The highest county average is in Teton County, with an average of $4.80 per gallon. The county with the lowest average, is Campbell County, with $3.38 per gallon. These are the highest and lowest reported prices among those stationed surveyed.
*The average price, reported by AAA, in each Wyoming county:
Albany $3.70; Big Horn $4.39; Campbell $3.38; Carbon $4.11; Converse $3.99; Crook $3.91; Fremont $4.26; Goshen $4.02; Hot Springs $4.06; Johnson $4.05; Laramie $3.80; Lincoln $4.61; Natrona $3.41; Niobrara $3.85; Park $4.50; Platte $4.71; Sheridan $3.99; Sublette $4.06; Sweetwater $3.98; Teton $4.80; Uinta $4.31; Washakie $4.42; Weston: $4.01
*The lowest Price, reported by GasBuddy, in selected Wyoming cities:
Basin $4.45; Buffalo $4.11; Casper $3.28; Cheyenne $3.59; Cody $4.21; Douglas $3.89; Evanston $4.24; Gillette $3.21; Jackson $4.68; Kemmerer $4.24; Laramie $3.29; Lusk $3.84; Newcastle $3.89; Pinedale $4.03; Rawlins $3.93; Riverton $4.16; Rock Springs $3.69; Sheridan $3.75; Sundance $4.04; Thermopolis $4.04; Wheatland $4.48; Worland $4.35
While the state average continues to slowly drop, there is one place that has seen prices rise again. Last week, Casper had multiple stations reporting $3.28 per gallon but today only one station is reporting that price, with the most common price in the city being $3.36.

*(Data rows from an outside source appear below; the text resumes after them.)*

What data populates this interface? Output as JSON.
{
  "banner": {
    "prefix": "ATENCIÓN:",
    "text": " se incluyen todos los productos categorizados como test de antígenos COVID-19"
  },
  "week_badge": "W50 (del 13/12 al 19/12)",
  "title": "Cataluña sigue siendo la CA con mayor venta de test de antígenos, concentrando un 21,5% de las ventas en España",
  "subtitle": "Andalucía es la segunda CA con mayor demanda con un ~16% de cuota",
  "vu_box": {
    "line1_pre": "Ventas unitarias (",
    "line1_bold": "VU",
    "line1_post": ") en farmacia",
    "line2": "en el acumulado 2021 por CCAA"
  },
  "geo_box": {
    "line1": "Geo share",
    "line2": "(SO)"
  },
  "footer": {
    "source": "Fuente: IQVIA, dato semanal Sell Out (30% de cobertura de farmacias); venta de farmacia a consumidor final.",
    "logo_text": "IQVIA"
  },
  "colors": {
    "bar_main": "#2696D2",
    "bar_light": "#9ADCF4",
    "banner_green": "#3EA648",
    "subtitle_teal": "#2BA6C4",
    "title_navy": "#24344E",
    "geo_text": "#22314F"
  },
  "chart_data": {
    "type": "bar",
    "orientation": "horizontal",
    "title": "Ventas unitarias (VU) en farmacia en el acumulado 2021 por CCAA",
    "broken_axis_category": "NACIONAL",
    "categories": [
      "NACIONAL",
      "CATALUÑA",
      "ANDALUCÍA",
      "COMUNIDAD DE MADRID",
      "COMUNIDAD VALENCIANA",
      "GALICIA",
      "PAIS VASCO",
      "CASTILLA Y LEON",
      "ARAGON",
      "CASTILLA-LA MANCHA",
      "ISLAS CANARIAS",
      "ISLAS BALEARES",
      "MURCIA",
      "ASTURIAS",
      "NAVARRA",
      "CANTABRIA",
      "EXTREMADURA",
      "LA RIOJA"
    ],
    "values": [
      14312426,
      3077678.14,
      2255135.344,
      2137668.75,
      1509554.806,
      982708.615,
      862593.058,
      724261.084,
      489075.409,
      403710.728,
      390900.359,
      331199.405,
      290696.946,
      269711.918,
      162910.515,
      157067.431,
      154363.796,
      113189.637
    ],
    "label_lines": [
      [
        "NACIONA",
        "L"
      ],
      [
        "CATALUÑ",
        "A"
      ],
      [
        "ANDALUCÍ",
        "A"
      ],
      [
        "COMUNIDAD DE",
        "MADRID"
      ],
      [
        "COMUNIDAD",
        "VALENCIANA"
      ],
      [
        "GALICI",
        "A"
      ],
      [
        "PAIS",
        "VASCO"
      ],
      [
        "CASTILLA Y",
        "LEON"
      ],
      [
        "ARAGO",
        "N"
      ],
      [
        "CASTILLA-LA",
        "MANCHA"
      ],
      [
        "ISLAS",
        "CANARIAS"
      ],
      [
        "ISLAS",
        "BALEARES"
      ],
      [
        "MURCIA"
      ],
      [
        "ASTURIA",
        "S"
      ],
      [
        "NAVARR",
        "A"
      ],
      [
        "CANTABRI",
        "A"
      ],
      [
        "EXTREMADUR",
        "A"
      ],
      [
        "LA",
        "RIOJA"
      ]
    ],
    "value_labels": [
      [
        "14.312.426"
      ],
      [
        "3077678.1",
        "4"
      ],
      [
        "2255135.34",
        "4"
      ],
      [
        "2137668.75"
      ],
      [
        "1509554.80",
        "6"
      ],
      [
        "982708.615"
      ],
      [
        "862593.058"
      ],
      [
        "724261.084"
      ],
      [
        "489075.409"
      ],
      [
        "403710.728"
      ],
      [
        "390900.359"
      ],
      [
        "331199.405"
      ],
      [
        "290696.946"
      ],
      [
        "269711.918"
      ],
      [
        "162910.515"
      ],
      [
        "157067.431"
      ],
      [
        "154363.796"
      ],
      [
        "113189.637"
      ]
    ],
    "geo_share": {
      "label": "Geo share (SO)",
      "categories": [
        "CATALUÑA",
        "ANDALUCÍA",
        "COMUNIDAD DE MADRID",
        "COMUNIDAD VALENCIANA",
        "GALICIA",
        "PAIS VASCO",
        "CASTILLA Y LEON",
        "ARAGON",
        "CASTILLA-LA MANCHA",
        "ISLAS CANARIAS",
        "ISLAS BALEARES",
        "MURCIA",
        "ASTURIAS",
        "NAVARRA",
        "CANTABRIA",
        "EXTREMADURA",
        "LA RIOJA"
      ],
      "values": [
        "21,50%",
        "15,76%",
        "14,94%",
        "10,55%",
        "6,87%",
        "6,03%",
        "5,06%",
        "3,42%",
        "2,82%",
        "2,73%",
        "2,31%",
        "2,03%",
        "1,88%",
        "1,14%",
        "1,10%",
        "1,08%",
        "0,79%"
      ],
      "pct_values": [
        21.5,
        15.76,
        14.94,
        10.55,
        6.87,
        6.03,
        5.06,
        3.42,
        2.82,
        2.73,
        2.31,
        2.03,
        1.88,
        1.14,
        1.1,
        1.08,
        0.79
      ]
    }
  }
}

As we approach Labor Day weekend, and see the end of the summer travel season, we also see the end-of-summer-blend gasoline. Prices normally go up this time of year, because the supply of winter gas is in shorter supply. Add this to the recent drop in oil inventories, and it is even more likely we will soon see prices climb again at the pump.
According to the Energy Information Agency (EIA) oil inventories have plummeted. Crude oil inventories decreased by 7.1 million barrels to a total of 425 million barrels. At 425 million barrels, inventories are 10.6 million below last year, down 2.4%, and are about 6% below the five-year average for this time of year. The Strategic Petroleum Reserve (SPR) decreased 3.4 million barrels from the prior week to 461.2 million barrels and stands 25.8% below the level of a year ago.
While crude oil inventories have dropped, so have gasoline inventories. Gasoline inventories decreased by 4.6 million barrels to a total of 215.7 million barrels. At that level, inventories are down 12.5 million barrels, or 5.5% lower than a year ago and are 8% below the five-year average for this time of year. This decline in inventories, is seasonal and coincides with the switch to winter blend fuel.
*Note: We use AAA.com for the county and state averages and GasBuddy.com for the low prices in our selected cities. Prices in this report are for reference only. They are gathered just prior to posting, and may not reflect prices that have changed since last posted.